Name: Norma Dominguez
Hometown: Los Angeles, CA
Current Job: Vice President and Relationship Manager, Wells Fargo Bank’s Community Lending and Investment group
CHCI Program: 1998 Summer Congressional Internship Program
CHCI Program Placement(s): Rep. Xavier Becerra (CA)
1. What motivated you to apply to the CHCI program(s), and why do you think they are important for Latino youth?
I was encouraged to apply to the CHCI Internship program by another CHCI alumna who knew I was interested in public service. I had only finished my first year at Brown University when I headed to Washington, D.C .for the summer program. I was awestruck by the site of our country’s capital, by my peers, their impressive collegiate careers and the countless inspiring people we met that summer. I was motivated to forge my own path and to pay the experience and opportunity forward. CHCI programs provide a vision of what a career in public service can look like for students while also providing the resources and networks to make that vision a reality.
2. What have you been doing since you finished the CHCI program(s)?
After finishing the CHCI program, I went on to earn a MA in public policy from the Harvard Kennedy School of Government. My interest in affordable housing, access to capital and wealth creation for underserved communities led me to the private sector where I’ve spent the last eight years of my career. I’m currently a Vice President and Relationship Manager at Wells Fargo Bank’s Community Lending and Investment group.
3. What impact did your CHCI experience have on your career and development as a leader?
I met my first professional mentors while interning at the Office of Congressman Xavier Becerra, and maintained a relationship with the office during my undergraduate studies.

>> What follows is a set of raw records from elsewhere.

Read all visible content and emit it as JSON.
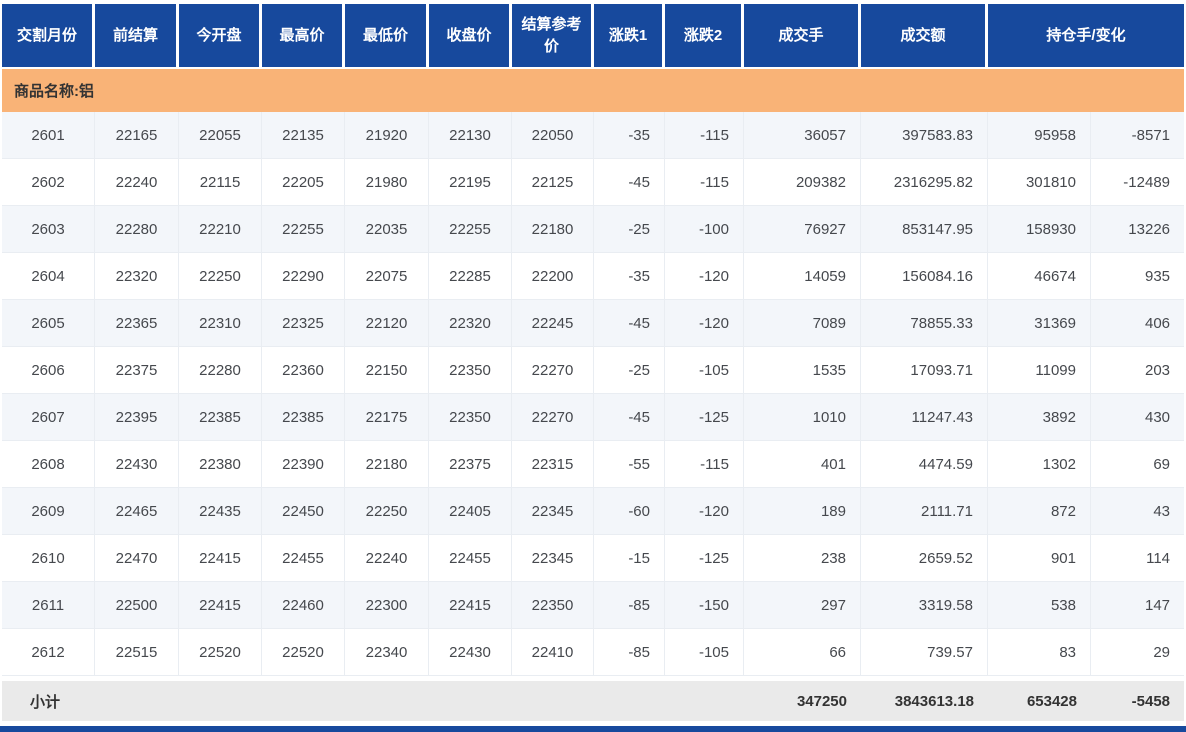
{
  "columns": [
    "交割月份",
    "前结算",
    "今开盘",
    "最高价",
    "最低价",
    "收盘价",
    "结算参考价",
    "涨跌1",
    "涨跌2",
    "成交手",
    "成交额",
    "持仓手/变化"
  ],
  "commodity_label": "商品名称:铝",
  "rows": [
    {
      "month": "2601",
      "prev_settle": "22165",
      "open": "22055",
      "high": "22135",
      "low": "21920",
      "close": "22130",
      "settle_ref": "22050",
      "change1": "-35",
      "change2": "-115",
      "volume": "36057",
      "turnover": "397583.83",
      "open_interest": "95958",
      "oi_change": "-8571"
    },
    {
      "month": "2602",
      "prev_settle": "22240",
      "open": "22115",
      "high": "22205",
      "low": "21980",
      "close": "22195",
      "settle_ref": "22125",
      "change1": "-45",
      "change2": "-115",
      "volume": "209382",
      "turnover": "2316295.82",
      "open_interest": "301810",
      "oi_change": "-12489"
    },
    {
      "month": "2603",
      "prev_settle": "22280",
      "open": "22210",
      "high": "22255",
      "low": "22035",
      "close": "22255",
      "settle_ref": "22180",
      "change1": "-25",
      "change2": "-100",
      "volume": "76927",
      "turnover": "853147.95",
      "open_interest": "158930",
      "oi_change": "13226"
    },
    {
      "month": "2604",
      "prev_settle": "22320",
      "open": "22250",
      "high": "22290",
      "low": "22075",
      "close": "22285",
      "settle_ref": "22200",
      "change1": "-35",
      "change2": "-120",
      "volume": "14059",
      "turnover": "156084.16",
      "open_interest": "46674",
      "oi_change": "935"
    },
    {
      "month": "2605",
      "prev_settle": "22365",
      "open": "22310",
      "high": "22325",
      "low": "22120",
      "close": "22320",
      "settle_ref": "22245",
      "change1": "-45",
      "change2": "-120",
      "volume": "7089",
      "turnover": "78855.33",
      "open_interest": "31369",
      "oi_change": "406"
    },
    {
      "month": "2606",
      "prev_settle": "22375",
      "open": "22280",
      "high": "22360",
      "low": "22150",
      "close": "22350",
      "settle_ref": "22270",
      "change1": "-25",
      "change2": "-105",
      "volume": "1535",
      "turnover": "17093.71",
      "open_interest": "11099",
      "oi_change": "203"
    },
    {
      "month": "2607",
      "prev_settle": "22395",
      "open": "22385",
      "high": "22385",
      "low": "22175",
      "close": "22350",
      "settle_ref": "22270",
      "change1": "-45",
      "change2": "-125",
      "volume": "1010",
      "turnover": "11247.43",
      "open_interest": "3892",
      "oi_change": "430"
    },
    {
      "month": "2608",
      "prev_settle": "22430",
      "open": "22380",
      "high": "22390",
      "low": "22180",
      "close": "22375",
      "settle_ref": "22315",
      "change1": "-55",
      "change2": "-115",
      "volume": "401",
      "turnover": "4474.59",
      "open_interest": "1302",
      "oi_change": "69"
    },
    {
      "month": "2609",
      "prev_settle": "22465",
      "open": "22435",
      "high": "22450",
      "low": "22250",
      "close": "22405",
      "settle_ref": "22345",
      "change1": "-60",
      "change2": "-120",
      "volume": "189",
      "turnover": "2111.71",
      "open_interest": "872",
      "oi_change": "43"
    },
    {
      "month": "2610",
      "prev_settle": "22470",
      "open": "22415",
      "high": "22455",
      "low": "22240",
      "close": "22455",
      "settle_ref": "22345",
      "change1": "-15",
      "change2": "-125",
      "volume": "238",
      "turnover": "2659.52",
      "open_interest": "901",
      "oi_change": "114"
    },
    {
      "month": "2611",
      "prev_settle": "22500",
      "open": "22415",
      "high": "22460",
      "low": "22300",
      "close": "22415",
      "settle_ref": "22350",
      "change1": "-85",
      "change2": "-150",
      "volume": "297",
      "turnover": "3319.58",
      "open_interest": "538",
      "oi_change": "147"
    },
    {
      "month": "2612",
      "prev_settle": "22515",
      "open": "22520",
      "high": "22520",
      "low": "22340",
      "close": "22430",
      "settle_ref": "22410",
      "change1": "-85",
      "change2": "-105",
      "volume": "66",
      "turnover": "739.57",
      "open_interest": "83",
      "oi_change": "29"
    }
  ],
  "subtotal": {
    "label": "小计",
    "volume": "347250",
    "turnover": "3843613.18",
    "open_interest": "653428",
    "oi_change": "-5458"
  },
  "colors": {
    "header_bg": "#17499D",
    "commodity_bg": "#F9B377",
    "row_alt_bg": "#F3F6FA",
    "subtotal_bg": "#EAEAEA",
    "bottom_bar": "#17499D"
  }
}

Upon graduating from Brown, I returned to Los Angeles and joined the Congressman’s district staff as a field deputy. The Congressman entrusted me with a healthy workload and I joined a team of professionals that served as great examples of team work, strong work ethic, integrity, and public service. In so many ways it was the perfect environment for me to start my career and learn what kind of team member and leader I should strive to be.
4. How do you continue to give back to the community?
I remain active in the community by working closely with non-profit organizations. I have been a board member of the Chicano Latino Youth Leadership Project (CLYLP) for six years, serving as president for the last four. CLYLP is an all-volunteer, statewide, non-profit in California with a mission to enhance and further develop the leadership potential of California’s youth as they prepare to become the future leaders of our state and nation. Our primary programs focus on high school students. CLYLP is very similar to CHCI programs. Our students join our family at the high school level.
I believe in the power of mentoring, which is why I also serve on the Leadership Council of the Fulfillment Fund, a Los Angeles based organization dedicated to helping low-income students graduate from high school and attend and graduate from college. I also serve on the board of directors of South Central LAMP, a non-profit dedicated to helping families combat poverty through education and capacity building. Programs include parent education classes, early childhood education programming and family literacy programs.
5. Where do you see yourself in the next 5-10 years, and what do you still want to achieve?
Professionally I look forward to expanding my role and having a greater impact in the field of economic development and investment, specifically through the expansion and preservation of affordable housing options, and wealth creation opportunities for underserved families and communities. I will certainly continue being involved with the community either by serving on Boards and/or Commissions. I have a strong and personal commitment to youth and the issues that most affect them including access to a quality K-12 education and college affordability and graduation rates. I also look forward to continuing to support programs such as CHCI and mentoring young people.
6. What advice would you give current and future CHCI participants?
I would encourage students to remain curious and adventurous as they begin their careers. Many doors will open as a result of your hard work and the networks and friendships you nourish; some of these opportunities may not look like what you planned. Go for it and have fun while doing so. Some of my most cherished memories and accomplishments have come from these unplanned opportunities.